Jay Hardy, owner of Jay B funeral homes in Maplewood and Fenton said that in the 1970s he dealt with one or two Muslim burials a year. Today that number increases to three or four a week. In August, the Lemay Bosnian Islamic Center purchased a large plot of land in the old Odd Fellows Cemetery on Broadway, making it the first Muslim cemetery in St. Louis. Adil Imdad is a funeral student who is working towards obtaining his license next month and organizing a fundraiser tonight at the Daar-ul-Islam mosque located at 517 Weidman Street to raise funds for what he says will be Missouri's first Muslim funeral home. Mohammed Hussein, a radiation oncologist from Washington believes that practicing the correct religious rituals related to death should be a priority for American Muslim communities.

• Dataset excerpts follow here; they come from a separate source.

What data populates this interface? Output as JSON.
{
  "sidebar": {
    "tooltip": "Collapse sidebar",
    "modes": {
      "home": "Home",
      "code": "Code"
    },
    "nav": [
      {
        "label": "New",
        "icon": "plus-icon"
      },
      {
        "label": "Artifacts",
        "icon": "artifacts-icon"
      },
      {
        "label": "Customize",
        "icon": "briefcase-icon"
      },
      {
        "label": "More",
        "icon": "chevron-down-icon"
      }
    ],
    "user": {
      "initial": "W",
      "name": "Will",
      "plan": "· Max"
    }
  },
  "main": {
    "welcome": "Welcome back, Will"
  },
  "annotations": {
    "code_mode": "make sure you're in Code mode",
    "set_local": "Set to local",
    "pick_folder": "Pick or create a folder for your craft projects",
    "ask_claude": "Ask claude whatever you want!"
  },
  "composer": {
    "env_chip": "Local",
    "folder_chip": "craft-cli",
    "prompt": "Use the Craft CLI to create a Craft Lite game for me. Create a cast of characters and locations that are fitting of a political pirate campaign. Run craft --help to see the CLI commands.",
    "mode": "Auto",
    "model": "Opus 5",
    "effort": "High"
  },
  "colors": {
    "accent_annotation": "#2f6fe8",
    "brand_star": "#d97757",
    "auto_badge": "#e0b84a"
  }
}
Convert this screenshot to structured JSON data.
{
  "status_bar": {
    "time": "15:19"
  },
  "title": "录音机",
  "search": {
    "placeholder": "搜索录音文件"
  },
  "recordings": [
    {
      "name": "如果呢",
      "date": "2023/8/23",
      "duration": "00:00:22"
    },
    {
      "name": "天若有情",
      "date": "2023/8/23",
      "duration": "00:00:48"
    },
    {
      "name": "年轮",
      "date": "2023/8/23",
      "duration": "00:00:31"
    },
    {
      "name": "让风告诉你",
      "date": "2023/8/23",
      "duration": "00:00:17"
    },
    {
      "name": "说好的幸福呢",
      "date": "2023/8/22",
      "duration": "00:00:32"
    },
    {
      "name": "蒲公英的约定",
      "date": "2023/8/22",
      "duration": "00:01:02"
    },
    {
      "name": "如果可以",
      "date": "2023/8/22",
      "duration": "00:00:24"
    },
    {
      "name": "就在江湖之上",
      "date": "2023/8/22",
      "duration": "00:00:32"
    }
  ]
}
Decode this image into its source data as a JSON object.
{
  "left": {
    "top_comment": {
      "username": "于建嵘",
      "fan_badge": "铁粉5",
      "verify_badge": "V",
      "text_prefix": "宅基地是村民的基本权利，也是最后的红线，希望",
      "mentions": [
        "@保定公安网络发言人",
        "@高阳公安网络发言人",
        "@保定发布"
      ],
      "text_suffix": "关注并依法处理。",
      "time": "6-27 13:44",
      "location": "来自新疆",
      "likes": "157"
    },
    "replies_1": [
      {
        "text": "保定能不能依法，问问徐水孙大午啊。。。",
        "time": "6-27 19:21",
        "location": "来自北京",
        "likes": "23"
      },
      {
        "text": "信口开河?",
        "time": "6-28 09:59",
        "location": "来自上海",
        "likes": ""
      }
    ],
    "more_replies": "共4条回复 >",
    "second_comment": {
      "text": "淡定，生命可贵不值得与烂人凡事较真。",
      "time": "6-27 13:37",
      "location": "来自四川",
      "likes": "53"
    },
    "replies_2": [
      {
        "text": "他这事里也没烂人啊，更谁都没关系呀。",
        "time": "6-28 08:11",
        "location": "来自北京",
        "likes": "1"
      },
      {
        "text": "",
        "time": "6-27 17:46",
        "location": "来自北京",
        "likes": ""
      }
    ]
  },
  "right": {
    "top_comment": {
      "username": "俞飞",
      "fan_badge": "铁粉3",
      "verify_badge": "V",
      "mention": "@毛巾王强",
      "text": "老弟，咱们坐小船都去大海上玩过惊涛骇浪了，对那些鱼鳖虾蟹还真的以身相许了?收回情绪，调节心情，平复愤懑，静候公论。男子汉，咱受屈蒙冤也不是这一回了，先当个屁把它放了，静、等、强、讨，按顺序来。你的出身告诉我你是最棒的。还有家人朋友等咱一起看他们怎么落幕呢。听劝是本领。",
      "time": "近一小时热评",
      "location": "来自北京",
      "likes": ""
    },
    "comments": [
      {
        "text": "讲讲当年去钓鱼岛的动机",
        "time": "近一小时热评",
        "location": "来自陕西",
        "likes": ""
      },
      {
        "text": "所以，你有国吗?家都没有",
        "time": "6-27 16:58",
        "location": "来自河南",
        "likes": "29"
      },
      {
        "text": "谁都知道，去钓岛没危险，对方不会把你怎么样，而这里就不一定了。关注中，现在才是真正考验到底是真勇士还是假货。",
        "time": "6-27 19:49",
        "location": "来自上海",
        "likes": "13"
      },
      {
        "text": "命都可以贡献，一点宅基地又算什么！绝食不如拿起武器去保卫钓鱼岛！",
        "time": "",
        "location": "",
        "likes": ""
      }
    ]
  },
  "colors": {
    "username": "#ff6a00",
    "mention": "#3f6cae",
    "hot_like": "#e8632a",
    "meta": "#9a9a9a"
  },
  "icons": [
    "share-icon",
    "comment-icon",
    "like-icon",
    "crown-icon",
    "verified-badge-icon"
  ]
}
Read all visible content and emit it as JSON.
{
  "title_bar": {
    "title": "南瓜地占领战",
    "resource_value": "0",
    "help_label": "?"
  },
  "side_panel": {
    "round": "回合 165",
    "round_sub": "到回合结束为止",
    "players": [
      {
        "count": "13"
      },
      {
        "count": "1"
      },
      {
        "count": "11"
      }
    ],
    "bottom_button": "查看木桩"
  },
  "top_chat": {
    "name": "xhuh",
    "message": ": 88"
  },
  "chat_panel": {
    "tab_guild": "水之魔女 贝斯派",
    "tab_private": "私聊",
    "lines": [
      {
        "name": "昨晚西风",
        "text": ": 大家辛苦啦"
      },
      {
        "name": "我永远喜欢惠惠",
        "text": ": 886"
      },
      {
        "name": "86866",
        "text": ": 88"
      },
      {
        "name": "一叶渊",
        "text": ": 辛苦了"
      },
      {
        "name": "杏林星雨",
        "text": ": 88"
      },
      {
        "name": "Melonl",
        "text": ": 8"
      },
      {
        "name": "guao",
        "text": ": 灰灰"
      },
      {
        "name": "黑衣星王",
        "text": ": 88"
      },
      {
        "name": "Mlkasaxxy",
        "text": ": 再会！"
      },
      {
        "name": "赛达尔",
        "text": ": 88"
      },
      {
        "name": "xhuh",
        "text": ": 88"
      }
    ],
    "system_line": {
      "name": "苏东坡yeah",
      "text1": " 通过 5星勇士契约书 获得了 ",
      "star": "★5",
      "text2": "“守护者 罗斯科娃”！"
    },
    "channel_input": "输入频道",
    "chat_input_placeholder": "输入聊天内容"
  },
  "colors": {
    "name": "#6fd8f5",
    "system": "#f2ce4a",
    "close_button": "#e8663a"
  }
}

The Muslim communities of Kansas City, Columbia and Jefferson City maintain small funeral facilities often inside mosques to wash the bodies of the deceased. The growing Muslim community in St. Louis is proof that it is becoming an increasingly diverse city with many opportunities for immigrants looking for work or a better quality of life. With its advanced medical industry and efforts to make it more immigrant-friendly, St. Louis is becoming an attractive destination for many people from different backgrounds.